Critics state that this approach is too soft and suspects are likely to manipulate the interrogator. Proponents of “harsh interrogation techniques,” including the Central Intelligence Agency (CIA), state that their methods have led to useful information. For instance, the CIA claims it has received information from Khalid Sheikh Mohammed, the mastermind of the 9/11 attacks, about Osama Bin Laden which eventually led the United States to his place of hiding. Mohammed was waterboarded 183 times in March 2003. Critics, however, argue that Mohammed did not reveal any information while being waterboarded. They maintain that he did not reveal information until 2006, when the waterboarding had long stopped and he was interrogated via a noncoercive persuasion technique.
Another critique of torture is that there is a high potential that innocent people are being tortured or that the detainee really does not have the desired information. It is unknown how much and what type of information a suspect has. Thus, torturing the suspect is based on the speculation that he or she has the desired information. The detainee cannot stop the torture by giving up the desired information because they do not have information.

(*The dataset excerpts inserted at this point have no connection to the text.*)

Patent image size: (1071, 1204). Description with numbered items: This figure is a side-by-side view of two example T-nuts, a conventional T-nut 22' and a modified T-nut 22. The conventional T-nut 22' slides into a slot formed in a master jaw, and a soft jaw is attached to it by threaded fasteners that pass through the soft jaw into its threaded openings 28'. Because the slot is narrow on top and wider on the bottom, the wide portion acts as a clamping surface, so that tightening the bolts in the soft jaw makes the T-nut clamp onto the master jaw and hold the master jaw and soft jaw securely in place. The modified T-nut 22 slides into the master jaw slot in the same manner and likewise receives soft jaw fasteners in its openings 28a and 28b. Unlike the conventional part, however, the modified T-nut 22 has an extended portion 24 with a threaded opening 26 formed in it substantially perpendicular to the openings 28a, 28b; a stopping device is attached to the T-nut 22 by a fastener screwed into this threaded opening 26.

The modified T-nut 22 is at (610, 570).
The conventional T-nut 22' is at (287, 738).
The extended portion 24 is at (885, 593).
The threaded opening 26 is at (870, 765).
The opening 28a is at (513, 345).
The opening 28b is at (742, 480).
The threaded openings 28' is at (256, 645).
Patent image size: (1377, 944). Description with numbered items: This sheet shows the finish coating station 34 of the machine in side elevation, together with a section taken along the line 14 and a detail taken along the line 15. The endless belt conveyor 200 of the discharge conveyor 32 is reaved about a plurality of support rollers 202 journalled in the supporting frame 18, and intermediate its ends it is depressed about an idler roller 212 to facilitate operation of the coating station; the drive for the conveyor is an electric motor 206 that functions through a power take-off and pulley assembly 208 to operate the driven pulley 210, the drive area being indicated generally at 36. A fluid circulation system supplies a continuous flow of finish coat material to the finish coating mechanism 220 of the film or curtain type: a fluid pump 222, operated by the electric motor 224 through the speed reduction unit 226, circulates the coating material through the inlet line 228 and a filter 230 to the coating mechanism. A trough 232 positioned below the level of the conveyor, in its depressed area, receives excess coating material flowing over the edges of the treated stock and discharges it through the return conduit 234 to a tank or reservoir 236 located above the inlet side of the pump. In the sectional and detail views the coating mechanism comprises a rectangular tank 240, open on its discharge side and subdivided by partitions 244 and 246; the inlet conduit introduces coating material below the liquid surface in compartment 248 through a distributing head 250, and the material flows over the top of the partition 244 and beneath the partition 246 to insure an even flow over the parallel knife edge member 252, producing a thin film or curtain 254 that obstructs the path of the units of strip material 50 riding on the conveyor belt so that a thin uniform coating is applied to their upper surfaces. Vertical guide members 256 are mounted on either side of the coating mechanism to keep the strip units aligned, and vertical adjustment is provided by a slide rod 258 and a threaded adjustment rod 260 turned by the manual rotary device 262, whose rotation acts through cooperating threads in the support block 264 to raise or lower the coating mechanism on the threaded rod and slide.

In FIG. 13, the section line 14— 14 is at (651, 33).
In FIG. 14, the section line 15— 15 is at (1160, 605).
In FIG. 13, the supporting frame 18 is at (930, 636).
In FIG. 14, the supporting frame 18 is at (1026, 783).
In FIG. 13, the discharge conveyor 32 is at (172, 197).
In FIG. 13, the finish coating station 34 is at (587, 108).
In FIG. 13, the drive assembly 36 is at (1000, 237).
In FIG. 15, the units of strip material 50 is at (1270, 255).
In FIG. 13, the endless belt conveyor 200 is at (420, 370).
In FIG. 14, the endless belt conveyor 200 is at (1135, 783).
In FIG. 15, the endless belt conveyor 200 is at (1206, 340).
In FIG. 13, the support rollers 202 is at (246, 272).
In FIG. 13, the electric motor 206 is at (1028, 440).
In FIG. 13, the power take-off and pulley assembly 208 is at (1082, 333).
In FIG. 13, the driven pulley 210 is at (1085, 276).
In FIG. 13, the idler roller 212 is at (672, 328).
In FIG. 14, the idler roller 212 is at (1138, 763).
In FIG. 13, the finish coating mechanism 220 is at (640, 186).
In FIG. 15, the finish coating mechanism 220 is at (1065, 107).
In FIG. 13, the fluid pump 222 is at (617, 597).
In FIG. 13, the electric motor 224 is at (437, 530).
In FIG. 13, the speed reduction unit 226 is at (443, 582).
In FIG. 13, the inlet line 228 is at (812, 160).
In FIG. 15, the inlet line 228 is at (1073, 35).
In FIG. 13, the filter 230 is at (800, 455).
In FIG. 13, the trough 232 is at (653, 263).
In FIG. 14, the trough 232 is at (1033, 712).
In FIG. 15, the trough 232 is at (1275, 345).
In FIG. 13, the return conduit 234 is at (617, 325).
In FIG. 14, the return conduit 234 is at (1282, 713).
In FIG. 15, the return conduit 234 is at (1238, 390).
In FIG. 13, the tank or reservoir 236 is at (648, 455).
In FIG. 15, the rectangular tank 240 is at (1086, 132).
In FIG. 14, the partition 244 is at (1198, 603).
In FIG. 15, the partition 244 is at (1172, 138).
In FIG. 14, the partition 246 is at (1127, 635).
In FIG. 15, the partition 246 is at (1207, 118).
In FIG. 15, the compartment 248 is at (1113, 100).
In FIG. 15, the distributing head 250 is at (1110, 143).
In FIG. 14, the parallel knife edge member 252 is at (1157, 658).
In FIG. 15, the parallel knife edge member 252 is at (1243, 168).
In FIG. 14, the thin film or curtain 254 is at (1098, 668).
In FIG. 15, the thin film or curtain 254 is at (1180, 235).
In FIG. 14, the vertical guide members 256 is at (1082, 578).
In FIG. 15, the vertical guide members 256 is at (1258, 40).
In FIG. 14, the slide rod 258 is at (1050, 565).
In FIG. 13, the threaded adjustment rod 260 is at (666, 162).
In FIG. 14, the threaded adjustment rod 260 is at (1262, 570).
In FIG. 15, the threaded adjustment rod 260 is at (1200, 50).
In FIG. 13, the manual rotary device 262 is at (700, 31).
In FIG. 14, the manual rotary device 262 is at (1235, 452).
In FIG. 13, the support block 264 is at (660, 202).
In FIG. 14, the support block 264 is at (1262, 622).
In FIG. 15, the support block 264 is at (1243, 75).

They may simply make up information, resulting in a waste of time and resources. The issue of torture is endlessly debatable, and the United States appears to have taken the stance that under emergency circumstances the ends justify the means. Most of Europe and other countries disagree with this approach, but not without debate within their own countries.
Bibliography:
- Borelli, Silvia. “Casting Light on the Legal Black Hole: International Law and Detentions Abroad in the ‘War on Terror.’” International Review of the Red Cross, v.87.857 (2005).
- Brecher, Bob. Torture and the Ticking Bomb. Oxford: Blackwell, 2008.
- Danner, Mark. Torture and Truth: America, Abu Ghraib and the War on Terror. New York: New York Review Books, 2004.
- Garcia, Michael J. “The U.N. Convention against Torture: Overview of U.S. Implementation Policy Concerning the Removal of Aliens.” Congressional Research Service Report for Congress, (2009). http://www.fas.org/sgp/crs/intel/RL32276.pdf (Accessed October 2013).
- Hamdan v. Rumsfeld, 548 U.S. 557 (2006).